Die Umsatzschwäche in Europa ist ein branchenweites Problem: Die Erholung nach der Wirtschaftskrise verliert in der Region mehr und mehr an Fahrt. Das zeigte sich bereits in den Zahlen des US-Anbieters Oracle Ende Juni und dürfte auch in den SAP-Zahlen Ende Juli zu sehen sein. „EMEA ist die größte Schwachstelle für die europäischen Softwarekonzerne, die in der Region naturgemäß breiter aufgestellt sind als ihre US-Konkurrenten“, sagte Unicredit-Analyst Knut Woller. Die  Software AG machte zuletzt gut 40 Prozent,  SAP etwa die Hälfte seine Umsätze in Europa.

Daneben leiden die europäischen Konzerne unter dem starken Euro. Währungsveränderungen schmälerten die Umsätze der  Software AG im zweiten Quartal gegenüber dem Vorjahr um rund 10 Mio. Euro. Für  SAP erwarten Analysten ähnliche Effekten.

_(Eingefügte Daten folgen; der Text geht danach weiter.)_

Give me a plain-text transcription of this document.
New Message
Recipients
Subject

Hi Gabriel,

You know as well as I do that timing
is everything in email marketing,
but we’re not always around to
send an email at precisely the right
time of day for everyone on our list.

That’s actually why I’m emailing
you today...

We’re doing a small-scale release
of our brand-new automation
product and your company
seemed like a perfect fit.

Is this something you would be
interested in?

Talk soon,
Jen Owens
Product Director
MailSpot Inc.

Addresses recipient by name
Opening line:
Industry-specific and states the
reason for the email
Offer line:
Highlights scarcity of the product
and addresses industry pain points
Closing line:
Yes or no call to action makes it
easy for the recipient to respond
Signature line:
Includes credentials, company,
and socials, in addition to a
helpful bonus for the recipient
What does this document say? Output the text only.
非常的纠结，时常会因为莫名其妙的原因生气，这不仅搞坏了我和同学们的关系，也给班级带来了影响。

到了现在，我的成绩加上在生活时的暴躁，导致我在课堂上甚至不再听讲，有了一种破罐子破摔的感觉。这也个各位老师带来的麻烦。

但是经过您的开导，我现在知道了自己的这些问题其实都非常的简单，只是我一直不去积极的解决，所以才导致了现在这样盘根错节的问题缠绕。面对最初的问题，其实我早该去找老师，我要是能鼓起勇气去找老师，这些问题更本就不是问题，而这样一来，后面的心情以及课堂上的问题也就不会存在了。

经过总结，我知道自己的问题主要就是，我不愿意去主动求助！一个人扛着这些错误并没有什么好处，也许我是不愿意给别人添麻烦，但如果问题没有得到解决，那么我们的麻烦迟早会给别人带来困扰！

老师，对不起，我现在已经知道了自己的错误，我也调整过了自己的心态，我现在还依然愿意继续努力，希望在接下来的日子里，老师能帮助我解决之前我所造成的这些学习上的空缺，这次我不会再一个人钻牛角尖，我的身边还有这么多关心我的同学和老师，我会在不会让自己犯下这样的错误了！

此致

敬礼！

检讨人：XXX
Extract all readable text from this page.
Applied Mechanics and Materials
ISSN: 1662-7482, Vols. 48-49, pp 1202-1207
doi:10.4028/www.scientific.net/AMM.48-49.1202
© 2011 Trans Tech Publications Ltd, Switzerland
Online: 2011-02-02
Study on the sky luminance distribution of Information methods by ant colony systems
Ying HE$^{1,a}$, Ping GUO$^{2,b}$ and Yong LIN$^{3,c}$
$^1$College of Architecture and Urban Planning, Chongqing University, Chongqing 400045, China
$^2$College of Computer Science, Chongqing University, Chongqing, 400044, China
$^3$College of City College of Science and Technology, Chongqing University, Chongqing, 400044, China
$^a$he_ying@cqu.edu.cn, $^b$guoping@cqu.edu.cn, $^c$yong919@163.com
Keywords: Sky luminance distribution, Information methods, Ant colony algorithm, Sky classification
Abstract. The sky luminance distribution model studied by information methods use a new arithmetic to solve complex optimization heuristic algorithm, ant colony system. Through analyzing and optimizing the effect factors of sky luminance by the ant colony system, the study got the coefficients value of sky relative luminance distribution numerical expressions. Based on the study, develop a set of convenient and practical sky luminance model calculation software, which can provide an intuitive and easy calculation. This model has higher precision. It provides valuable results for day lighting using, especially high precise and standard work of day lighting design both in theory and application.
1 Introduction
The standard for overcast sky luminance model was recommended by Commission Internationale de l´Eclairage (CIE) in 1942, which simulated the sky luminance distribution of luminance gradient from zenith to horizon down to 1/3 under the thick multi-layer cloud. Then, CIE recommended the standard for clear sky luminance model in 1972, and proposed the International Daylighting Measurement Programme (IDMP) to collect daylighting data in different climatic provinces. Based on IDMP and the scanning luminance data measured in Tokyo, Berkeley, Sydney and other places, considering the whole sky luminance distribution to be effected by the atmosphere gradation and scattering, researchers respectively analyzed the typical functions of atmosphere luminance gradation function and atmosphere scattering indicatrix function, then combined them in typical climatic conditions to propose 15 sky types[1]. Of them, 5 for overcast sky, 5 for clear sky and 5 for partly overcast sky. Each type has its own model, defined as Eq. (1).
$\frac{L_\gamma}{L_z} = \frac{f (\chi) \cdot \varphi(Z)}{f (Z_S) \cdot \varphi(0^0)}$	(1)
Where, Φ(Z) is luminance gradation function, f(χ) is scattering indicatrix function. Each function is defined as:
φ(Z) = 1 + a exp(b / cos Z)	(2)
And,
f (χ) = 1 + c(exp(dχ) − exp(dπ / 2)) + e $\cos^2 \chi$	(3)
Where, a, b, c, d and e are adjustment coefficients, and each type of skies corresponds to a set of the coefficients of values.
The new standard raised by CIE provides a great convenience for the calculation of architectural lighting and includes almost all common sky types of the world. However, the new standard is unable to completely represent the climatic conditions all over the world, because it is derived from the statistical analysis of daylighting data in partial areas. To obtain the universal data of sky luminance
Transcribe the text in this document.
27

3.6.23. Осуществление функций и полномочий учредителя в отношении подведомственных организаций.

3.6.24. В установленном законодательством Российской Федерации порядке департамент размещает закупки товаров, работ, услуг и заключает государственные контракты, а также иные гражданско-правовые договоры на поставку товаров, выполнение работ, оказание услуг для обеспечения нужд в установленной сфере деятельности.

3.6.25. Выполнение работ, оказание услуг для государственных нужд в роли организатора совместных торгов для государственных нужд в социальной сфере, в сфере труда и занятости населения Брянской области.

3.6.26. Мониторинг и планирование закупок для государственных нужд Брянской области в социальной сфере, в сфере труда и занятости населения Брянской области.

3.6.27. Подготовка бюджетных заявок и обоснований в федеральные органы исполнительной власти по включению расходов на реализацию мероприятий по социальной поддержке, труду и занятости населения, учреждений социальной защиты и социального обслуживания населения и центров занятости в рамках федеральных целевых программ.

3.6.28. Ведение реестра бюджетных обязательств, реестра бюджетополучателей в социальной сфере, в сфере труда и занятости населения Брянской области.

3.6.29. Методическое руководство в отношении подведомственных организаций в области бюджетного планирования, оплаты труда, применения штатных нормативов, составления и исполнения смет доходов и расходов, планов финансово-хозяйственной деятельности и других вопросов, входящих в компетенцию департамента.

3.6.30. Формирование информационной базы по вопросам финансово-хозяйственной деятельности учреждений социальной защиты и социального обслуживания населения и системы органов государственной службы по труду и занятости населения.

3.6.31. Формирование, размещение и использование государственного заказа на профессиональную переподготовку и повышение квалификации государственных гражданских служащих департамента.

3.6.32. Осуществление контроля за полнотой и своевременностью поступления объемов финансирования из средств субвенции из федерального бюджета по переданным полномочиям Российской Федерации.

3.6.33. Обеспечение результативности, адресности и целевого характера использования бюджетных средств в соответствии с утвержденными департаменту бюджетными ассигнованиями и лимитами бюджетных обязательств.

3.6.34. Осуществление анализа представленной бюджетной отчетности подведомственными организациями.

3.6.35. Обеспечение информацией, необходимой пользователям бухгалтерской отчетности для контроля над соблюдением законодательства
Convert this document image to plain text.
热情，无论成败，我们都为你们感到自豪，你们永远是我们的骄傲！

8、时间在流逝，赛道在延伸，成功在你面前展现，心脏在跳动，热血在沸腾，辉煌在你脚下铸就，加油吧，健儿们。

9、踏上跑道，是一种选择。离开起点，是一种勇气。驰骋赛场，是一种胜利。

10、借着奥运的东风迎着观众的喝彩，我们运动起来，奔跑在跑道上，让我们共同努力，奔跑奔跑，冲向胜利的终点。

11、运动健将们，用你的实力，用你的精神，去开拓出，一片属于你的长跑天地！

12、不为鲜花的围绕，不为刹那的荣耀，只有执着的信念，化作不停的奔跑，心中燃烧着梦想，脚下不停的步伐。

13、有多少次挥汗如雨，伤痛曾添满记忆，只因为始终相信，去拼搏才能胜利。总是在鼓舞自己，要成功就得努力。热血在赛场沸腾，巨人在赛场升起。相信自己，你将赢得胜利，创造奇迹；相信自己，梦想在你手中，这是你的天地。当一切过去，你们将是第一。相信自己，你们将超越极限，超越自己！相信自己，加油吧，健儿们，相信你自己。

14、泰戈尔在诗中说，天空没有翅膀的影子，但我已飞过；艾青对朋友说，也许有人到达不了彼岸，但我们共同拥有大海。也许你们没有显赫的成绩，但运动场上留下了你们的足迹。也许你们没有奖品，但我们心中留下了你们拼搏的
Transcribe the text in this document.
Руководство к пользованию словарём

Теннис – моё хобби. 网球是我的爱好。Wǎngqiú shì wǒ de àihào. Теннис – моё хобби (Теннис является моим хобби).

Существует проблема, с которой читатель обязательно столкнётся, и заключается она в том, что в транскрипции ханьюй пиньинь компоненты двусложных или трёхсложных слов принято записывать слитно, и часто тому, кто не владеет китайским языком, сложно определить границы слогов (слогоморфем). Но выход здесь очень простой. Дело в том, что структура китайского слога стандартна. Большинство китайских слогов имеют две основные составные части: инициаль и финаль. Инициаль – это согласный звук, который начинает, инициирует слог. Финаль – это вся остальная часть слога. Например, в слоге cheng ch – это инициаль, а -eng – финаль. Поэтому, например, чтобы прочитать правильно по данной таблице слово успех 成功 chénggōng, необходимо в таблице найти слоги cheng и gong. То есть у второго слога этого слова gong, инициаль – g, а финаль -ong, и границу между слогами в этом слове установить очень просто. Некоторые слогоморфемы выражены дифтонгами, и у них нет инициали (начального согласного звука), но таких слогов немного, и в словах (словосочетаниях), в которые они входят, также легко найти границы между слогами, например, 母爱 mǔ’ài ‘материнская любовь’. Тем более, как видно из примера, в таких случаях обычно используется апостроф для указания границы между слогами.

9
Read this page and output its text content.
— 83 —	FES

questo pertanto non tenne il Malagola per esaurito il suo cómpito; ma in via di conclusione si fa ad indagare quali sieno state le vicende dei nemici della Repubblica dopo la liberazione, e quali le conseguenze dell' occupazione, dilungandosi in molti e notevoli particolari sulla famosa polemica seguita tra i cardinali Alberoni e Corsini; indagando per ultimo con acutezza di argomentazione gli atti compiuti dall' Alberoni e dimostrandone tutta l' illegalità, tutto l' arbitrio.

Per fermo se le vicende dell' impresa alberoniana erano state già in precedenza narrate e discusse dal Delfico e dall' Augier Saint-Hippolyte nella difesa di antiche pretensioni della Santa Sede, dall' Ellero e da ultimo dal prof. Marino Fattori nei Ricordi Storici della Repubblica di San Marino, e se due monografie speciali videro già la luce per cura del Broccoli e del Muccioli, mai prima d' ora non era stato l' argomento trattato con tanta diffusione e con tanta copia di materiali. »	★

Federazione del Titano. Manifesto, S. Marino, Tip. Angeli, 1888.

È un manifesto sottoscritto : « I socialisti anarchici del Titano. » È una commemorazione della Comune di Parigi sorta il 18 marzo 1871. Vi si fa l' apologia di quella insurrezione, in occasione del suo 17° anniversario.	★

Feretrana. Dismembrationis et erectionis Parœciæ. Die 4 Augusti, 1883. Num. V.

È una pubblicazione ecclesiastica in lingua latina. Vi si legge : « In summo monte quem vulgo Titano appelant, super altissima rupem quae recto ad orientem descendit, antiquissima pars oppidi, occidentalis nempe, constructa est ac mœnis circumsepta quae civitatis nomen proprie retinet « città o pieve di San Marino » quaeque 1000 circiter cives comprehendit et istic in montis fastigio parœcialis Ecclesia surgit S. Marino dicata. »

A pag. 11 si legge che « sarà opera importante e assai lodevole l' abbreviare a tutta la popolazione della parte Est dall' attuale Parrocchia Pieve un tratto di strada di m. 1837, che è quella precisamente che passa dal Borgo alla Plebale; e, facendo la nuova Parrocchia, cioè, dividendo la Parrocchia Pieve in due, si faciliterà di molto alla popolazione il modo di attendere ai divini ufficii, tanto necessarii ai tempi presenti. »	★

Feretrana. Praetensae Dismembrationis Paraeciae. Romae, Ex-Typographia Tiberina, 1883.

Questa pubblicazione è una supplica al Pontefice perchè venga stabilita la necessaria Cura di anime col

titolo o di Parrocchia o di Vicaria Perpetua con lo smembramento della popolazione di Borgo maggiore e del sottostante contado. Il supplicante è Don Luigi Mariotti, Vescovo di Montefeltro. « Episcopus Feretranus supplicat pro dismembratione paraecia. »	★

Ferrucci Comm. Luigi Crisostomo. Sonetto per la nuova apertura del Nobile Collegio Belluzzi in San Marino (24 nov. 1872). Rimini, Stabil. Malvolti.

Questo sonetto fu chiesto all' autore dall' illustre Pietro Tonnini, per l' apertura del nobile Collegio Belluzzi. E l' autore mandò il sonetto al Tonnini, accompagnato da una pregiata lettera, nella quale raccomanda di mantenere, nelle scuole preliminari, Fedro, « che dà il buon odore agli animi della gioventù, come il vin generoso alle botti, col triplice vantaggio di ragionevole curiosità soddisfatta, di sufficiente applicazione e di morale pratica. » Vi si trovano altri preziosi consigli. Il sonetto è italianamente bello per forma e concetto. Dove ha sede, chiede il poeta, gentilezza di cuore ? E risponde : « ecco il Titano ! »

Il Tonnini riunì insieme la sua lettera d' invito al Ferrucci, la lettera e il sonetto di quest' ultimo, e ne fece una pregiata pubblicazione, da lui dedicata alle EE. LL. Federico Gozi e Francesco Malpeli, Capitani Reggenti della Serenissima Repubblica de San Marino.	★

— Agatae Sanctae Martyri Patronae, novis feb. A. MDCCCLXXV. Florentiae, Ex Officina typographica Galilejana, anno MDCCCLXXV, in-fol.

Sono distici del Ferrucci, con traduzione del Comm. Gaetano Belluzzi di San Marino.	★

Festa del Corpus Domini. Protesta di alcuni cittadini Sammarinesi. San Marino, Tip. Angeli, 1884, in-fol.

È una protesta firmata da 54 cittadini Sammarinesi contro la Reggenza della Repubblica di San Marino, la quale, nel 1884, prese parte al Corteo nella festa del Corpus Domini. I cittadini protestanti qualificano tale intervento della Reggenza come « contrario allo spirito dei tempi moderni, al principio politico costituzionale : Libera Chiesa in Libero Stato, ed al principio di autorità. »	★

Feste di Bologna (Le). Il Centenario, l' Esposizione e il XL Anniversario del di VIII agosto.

Bei der  Software AG läuft außerdem das Geschäft der 2009 übernommenen  IDS Scheer nach wie vor nicht rund. „Wir sehen Vetriebsschwächen in einzelnen Bereichen“, sagte ein Sprecher. Dazu gehöre die klassische Implementation von SAP-Produkten. Die Berater von  IDS Scheer helfen Unternehmen unter anderem, SAP-Systeme einzuführen. Die  Software AG hofft dadurch in Zukunft auch eigene Produkte an SAP-Kunden zu verkaufen. „Das muss noch umgesetzt werden“, räumte der Sprecher ein.

Ob im Juni verschobene Verträge bereits im dritten oder erst im vierten Quartal abgeschlossen würden, konnte der Sprecher noch nicht sagen. Die Gründe für den Aufschub seien noch nicht genau analysiert. Insgesamt sei die Auftragslage aber so gut, dass die  Software AG die Umsatzdelle im zweiten Halbjahr wieder aufholen will. An seinen Zielen für 2011 hält der Konzern deshalb fest: Der Umsatz von 1,1 Mrd. Euro im Jahr 2010 soll um fünf bis sieben Prozent steigen. Auch die Ergebnisprognose von zehn bis 15 Prozent Plus steht unverändert.